Покушали, смяли салфетки –
теперь подобает покойно поспать
в домах, что построили предки.
* * *
Очки, рогатка, канотье.
Жить в темноте и тесноте
И сравнивать по слепоте
Огарок и фонарик.
Крадется в пепельную высь
Худого мальчугана свист,
И под ногой хрустящий лист,
Как бабушкин сухарик.
А за рекой в глуби болот
Цыганка мертвая живет.
Вот наколдует, позовет,
Уронит и состарит.
Но ты не бойся, не грусти
И не старайся подрасти.
Смотри, как солнышко в пути
Культей по стеклам шарит.
Ржавеет парковый развал.
Видать, свое откуковал.
А как он скрипло зазывал,
Швырял песком калёным…
Предгрозье.
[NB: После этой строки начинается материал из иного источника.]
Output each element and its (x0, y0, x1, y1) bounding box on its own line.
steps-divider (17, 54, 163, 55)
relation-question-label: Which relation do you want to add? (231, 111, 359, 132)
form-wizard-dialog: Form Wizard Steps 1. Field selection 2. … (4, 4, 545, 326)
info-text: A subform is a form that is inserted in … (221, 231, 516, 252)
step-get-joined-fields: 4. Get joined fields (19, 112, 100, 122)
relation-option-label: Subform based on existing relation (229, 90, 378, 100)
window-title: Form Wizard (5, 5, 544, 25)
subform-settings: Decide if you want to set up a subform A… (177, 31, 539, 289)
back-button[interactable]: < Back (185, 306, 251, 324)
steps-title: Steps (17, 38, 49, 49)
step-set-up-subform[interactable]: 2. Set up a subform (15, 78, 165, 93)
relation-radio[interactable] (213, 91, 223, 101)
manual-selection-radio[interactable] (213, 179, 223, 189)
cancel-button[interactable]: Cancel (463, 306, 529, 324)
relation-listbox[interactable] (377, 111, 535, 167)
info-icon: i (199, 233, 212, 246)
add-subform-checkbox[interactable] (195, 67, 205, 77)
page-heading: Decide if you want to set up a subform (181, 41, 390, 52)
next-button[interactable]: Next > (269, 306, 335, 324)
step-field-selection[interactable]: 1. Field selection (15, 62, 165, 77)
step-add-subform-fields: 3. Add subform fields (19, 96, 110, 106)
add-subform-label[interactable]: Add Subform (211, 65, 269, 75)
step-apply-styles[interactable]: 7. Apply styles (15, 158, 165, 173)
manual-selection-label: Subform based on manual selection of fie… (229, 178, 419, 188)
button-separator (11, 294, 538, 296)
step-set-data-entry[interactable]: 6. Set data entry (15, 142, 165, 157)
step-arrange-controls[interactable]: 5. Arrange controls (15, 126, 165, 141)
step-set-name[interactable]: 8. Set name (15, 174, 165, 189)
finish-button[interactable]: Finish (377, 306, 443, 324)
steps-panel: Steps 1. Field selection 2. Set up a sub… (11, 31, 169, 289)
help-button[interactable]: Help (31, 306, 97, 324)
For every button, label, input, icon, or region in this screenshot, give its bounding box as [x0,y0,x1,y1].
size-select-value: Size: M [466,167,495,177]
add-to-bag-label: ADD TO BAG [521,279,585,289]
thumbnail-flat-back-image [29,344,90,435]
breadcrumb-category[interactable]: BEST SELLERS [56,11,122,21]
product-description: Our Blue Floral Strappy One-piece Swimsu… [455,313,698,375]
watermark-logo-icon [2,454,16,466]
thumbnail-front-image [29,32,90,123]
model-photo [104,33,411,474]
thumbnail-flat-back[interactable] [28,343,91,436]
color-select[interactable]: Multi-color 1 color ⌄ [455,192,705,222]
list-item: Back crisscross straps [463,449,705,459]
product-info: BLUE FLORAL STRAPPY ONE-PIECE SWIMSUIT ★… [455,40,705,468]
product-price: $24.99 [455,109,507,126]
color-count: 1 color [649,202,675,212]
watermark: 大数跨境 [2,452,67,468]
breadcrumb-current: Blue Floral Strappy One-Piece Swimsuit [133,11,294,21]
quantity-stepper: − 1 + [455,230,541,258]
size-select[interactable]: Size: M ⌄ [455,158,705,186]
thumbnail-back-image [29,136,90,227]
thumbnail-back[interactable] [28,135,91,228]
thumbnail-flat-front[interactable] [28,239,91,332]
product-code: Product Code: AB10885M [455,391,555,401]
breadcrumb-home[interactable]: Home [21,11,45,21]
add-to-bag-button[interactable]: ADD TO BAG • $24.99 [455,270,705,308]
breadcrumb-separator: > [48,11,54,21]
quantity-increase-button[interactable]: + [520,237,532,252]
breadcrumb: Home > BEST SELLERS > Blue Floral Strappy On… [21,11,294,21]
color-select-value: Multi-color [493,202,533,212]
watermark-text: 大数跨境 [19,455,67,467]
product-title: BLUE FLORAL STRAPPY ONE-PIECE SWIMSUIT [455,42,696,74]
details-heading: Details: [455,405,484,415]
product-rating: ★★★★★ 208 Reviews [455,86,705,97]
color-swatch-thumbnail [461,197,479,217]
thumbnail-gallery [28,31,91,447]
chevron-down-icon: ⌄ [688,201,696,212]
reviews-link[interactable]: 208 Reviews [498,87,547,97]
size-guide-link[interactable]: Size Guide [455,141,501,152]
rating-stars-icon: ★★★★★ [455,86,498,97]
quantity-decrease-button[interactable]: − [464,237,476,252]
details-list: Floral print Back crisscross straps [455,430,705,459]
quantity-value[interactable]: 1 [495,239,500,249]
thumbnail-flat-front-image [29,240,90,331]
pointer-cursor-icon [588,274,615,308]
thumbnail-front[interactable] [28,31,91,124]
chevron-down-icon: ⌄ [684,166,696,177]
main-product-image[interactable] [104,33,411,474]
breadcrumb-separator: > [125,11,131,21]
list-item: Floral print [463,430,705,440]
Ветер. Кавардак.
Тетрадка, зонтик и пиджак.
Рябина кашляет в кулак
Багряным и зеленым.
* * *
Музыка погасла наверху. Это неожиданно случилось. Словно меломану-лопуху что-то недоступное открылось. Он на полуслове оборвал пестрых нот невидимую ересь и с тех пор уже не горевал, и остепенился, словно через тонкий слой загадок и ключей, следствий потаенных паутину он увидел в хаосе вещей смыслом осененную картину. В этом состояньи не поют, прячутся, пытаясь все запомнить: этот недоверчивый уют, холод опустелых белых комнат, шепот стекол – что-то о своем, танец запыленного фарфора, стол, обжитый всяческим хламьем, очертанья странного прибора. Музыка ушла сквозь череду дней, сменилась сном и тишиною; если я по лестнице иду, кажется: она еще со мною – помню, раньше каждого жильца провожала – нянька и привратник – и пустые, черствые сердца оплетала, словно виноградник.